De fait, gagner 700 à 800 euros mensuels dans ce secteur exige de cumuler plusieurs missions, complétées parfois par des heures de travail chez des particuliers. Il faut être disponible tout le temps. "Refuser une mission sur le pouce, c'est s'exposer à ne plus être sollicitée quand du travail se présente", précise Frédérique Barnier, enseignante-chercheuse en sociologie à l'université d'Orléans (IUT de Bourges). Une disponibilité permanente qui a un lourd impact sur la vie privée. "Il n'y a plus d'autre choix que de renoncer à des moments importants en famille : partager les repas, aller chercher les enfants à l'école, suivre leurs devoirs", décrit Sophie Prunier-Poulmaire, maître de conférences en ergonomie à l'université Paris-Ouest Nanterre, qui parle de "vie personnelle empêchée". Une situation tout aussi dévastatrice sur le plan psychologique que le "travail empêché", souvent invoqué dans les risques psychosociaux.
Métro, boulot, dodo
Les journées de travail présentent des amplitudes horaires souvent démesurées. "Parmi les salariées que je reçois, il y a cette femme. Elle se lève à 5 heures du matin et part à 5 h 30. Elle rentre à 23 heures", confirme Jean-Michel Sterdyniak, médecin du travail et secrétaire général du Syndicat national des professionnels de la santé au travail (SNPST). Dans ces cas-là, on rentre pour se coucher. Plus de vie de famille, même si en journée on arrive à caler un ou deux passages éclairs chez soi. "Plus de relations non plus avec le compagnon ou conjoint", note Frédérique Barnier. Avec des répercussions au plus intime : "Au niveau des relations sexuelles, c'est compliqué", ajoute-t-elle.

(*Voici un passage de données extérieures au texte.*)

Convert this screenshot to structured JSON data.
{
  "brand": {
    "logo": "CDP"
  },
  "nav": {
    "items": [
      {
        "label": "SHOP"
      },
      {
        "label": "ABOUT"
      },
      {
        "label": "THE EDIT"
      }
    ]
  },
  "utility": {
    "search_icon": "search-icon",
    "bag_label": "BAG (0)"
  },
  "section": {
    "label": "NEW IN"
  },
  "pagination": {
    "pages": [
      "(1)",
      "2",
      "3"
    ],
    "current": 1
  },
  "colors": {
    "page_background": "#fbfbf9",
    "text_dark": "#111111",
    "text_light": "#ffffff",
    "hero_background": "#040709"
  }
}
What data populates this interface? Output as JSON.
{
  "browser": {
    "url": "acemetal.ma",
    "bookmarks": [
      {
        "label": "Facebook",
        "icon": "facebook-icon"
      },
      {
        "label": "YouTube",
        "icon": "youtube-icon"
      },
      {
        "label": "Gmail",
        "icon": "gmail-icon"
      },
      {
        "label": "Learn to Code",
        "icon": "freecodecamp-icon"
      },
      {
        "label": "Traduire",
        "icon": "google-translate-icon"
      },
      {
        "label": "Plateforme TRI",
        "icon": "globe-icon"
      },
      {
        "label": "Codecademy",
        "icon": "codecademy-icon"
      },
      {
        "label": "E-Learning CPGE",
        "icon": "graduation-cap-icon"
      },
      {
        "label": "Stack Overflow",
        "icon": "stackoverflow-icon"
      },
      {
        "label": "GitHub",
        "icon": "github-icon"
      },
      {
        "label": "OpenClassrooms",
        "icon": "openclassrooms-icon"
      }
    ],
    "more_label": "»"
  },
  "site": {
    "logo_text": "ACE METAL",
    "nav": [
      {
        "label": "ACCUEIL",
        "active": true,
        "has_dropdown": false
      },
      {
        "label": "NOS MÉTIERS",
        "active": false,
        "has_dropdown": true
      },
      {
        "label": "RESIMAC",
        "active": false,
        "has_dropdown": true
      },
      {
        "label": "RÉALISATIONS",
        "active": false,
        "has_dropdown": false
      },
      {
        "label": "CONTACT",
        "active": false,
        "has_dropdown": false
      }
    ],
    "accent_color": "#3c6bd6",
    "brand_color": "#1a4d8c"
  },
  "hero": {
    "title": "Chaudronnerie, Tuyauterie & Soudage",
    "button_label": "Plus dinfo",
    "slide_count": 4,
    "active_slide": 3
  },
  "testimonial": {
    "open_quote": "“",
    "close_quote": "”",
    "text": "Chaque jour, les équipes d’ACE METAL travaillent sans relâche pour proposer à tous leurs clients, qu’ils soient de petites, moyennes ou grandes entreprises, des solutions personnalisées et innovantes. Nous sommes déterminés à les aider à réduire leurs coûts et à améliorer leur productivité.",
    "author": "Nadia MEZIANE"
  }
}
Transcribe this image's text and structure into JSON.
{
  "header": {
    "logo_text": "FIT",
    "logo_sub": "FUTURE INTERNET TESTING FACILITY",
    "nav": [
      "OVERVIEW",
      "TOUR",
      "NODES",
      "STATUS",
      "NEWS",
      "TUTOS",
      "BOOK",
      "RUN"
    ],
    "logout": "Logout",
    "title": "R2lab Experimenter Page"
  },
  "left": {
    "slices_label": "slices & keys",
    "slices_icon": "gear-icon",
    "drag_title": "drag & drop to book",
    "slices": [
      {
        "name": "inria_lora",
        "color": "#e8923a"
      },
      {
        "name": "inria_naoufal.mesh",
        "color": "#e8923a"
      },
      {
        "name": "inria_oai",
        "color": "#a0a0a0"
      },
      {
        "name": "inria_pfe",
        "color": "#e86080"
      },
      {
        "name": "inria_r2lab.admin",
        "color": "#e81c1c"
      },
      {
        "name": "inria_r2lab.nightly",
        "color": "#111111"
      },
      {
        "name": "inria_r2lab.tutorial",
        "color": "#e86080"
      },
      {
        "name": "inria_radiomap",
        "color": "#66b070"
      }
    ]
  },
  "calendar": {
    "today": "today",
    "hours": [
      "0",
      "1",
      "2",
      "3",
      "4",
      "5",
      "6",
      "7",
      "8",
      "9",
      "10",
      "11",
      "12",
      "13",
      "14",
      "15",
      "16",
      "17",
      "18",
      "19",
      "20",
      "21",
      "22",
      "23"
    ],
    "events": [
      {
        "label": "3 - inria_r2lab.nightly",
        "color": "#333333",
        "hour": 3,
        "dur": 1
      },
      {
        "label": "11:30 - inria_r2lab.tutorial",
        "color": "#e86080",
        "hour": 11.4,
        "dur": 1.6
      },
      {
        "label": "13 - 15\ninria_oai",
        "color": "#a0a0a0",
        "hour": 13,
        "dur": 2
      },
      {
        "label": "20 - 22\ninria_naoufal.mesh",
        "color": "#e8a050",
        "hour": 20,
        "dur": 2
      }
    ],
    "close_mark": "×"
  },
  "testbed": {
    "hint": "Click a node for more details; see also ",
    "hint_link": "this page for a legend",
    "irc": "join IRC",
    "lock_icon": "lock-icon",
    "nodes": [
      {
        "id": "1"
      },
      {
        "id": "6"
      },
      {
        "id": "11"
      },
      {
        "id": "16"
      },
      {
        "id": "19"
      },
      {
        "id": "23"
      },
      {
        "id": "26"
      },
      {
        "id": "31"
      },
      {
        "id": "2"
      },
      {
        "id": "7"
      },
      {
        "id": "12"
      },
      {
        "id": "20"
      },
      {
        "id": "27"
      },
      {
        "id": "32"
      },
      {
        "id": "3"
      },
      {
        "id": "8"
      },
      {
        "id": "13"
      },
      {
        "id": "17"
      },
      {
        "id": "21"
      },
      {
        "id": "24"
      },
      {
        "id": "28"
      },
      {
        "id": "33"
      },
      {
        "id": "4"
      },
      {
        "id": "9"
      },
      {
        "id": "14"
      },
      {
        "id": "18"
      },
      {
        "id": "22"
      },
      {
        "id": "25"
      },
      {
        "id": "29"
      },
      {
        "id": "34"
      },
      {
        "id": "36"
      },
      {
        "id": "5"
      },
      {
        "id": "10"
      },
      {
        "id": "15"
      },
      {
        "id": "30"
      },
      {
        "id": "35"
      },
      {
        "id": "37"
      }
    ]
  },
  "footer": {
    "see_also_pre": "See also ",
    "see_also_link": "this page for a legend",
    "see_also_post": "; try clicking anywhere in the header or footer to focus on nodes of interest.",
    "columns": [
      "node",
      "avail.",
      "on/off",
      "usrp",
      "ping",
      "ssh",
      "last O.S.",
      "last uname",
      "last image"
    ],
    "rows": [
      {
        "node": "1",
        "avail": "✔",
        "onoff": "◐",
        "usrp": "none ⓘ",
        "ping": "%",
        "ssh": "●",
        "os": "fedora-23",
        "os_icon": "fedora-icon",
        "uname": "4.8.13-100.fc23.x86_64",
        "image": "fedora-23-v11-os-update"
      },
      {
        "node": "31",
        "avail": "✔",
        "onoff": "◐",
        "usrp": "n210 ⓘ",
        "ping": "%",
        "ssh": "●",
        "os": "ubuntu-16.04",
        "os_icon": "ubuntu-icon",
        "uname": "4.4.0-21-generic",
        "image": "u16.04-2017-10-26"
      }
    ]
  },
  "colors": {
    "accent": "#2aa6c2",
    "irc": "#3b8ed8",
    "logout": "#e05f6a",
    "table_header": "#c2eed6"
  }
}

L'atypique est devenu banal
"On appelle "atypiques" des horaires qui ne le sont plus", constate Sophie Prunier-Poulmaire, maître de conférences en ergonomie à l'université Paris-Ouest Nanterre. Aujourd'hui, seuls 37 % des salariés français travaillent en horaires diurnes, réguliers. L'atypique est devenu banal. Les horaires décalés se pratiquent dans de nombreuses branches professionnelles, toutes féminisées - grande distribution, hôpitaux et structures paramédicales, centres d'appels - ou s'ouvrant depuis peu aux femmes : douanes, police, conducteurs de bus ou chauffeurs routiers. "J'ai rencontré une opératrice de centre d'appels obligée de passer dix-huit coups de fil pour gérer dans l'urgence la garde de son enfant !", raconte l'enseignante en ergonomie, précisant que le cumul de la flexibilité des horaires avec leur imprévisibilité est terrible pour les mères de famille. C'est le même phénomène dans la grande distribution, où les horaires varient d'un jour à l'autre, où aucune semaine ne ressemble à la précédente. Avec des coupures souvent longues dans la journée, comme pour les conductrices de bus, au cours desquelles les salariées ne peuvent pas rentrer chez elles, coincées au travail du fait de l'éloignement de leur domicile.
Le plus complexe reste la garde des enfants en bas âge ou des plus jeunes, après l'école, le mercredi mais aussi le week-end. Surtout lorsqu'on vit seule. Il faut être deux pour pouvoir assumer des modes de garde payants - crèche ou nourrice -, comme le révélait une enquête de l'Insee publiée en 2007
. Pour les femmes seules, c'est donc le système D, avec un recours privilégié à la famille, en général gratuit et plus souple. Mais tout le monde n'a pas la chance d'avoir ses proches à portée de main. En cas d'isolement familial, toutes les ressources sont mobilisées : l'aîné(e) va s'occuper du petit, ou bien la voisine, voire la maman d'un copain. "A l'extrême, on voit les jeunes enfants avec leur clé autour du cou, qui attendent seuls à la maison", relève Sophie Prunier-Poulmaire.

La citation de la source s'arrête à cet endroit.